Telegram outlined its case in a court filing submitted on Tuesday, where it refuted all the allegations made by the SEC.

“Plaintiff’s claims are without merit as Telegram‘s private placement to highly sophisticated, accredited investors was conducted pursuant to valid exemptions to registration under the federal securities laws and Grams will not be securities when they are created at the time of launch on the TON Blockchain,” the filing reads.

“[…] Plaintiff has engaged in improper ‘regulation by enforcement’ in this nascent area of the law, failed to provide clear guidance and fair notice of its views as to what conduct constitutes a violation of the federal securities laws, and has now adopted an ad hoc legal position that is contrary to judicial precedent and the publicly expressed views of its own high-ranking officials,” it adds.

Telegram noted it had “voluntarily engaged” with the SEC, allegedly asking for guidance on how to avoid breaking federal securities laws, but claimed the regulator failed to help before it decided to enact enforcement action.

Additionally, Telegram said its Gram tokens are yet to be created and noted that “if and when they do, they will constitute a currency and/or commodity — not securities under the federal securities laws.”

Telegram agreed to stop selling its Gram tokens in October this year. At the time, a court filing said it had made the decision to do so “to maintain the status quo” until the court could “resolve the legal issues at the heart of the matter.”

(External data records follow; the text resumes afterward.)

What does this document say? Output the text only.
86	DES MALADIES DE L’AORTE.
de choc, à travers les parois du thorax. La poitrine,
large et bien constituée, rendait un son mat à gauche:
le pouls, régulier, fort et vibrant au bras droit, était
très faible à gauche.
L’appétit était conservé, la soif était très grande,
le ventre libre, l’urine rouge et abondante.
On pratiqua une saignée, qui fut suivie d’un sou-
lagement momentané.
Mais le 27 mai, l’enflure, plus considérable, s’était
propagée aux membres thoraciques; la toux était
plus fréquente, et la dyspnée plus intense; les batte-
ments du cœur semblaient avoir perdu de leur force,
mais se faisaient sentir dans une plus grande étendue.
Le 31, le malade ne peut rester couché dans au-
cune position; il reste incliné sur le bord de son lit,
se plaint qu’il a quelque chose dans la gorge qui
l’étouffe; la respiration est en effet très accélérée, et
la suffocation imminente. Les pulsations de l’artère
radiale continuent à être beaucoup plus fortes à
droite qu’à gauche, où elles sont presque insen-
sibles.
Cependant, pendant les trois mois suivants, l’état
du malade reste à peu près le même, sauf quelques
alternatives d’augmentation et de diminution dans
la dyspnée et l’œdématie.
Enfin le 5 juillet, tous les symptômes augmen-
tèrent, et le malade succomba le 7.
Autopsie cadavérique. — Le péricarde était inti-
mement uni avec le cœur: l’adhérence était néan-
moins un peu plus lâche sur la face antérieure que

Originally, Telegram told investors that it was planning to deliver the “first batches” of Gram by October 31. But, the SEC secured an emergency restraining order against Telegram in mid-October, halting its token sale.

The SEC has certainly been kept busy in recent months. In September, it charged adult content marketplace Fantasy Market with running a fraudulent ICO and sued a cryptocurrency startup for selling $14.6M worth of unregistered tokens.

The process to date certainly hasn’t been straightforward, but who can blame the regulator given the current rhetoric linking cryptocurrency and crime.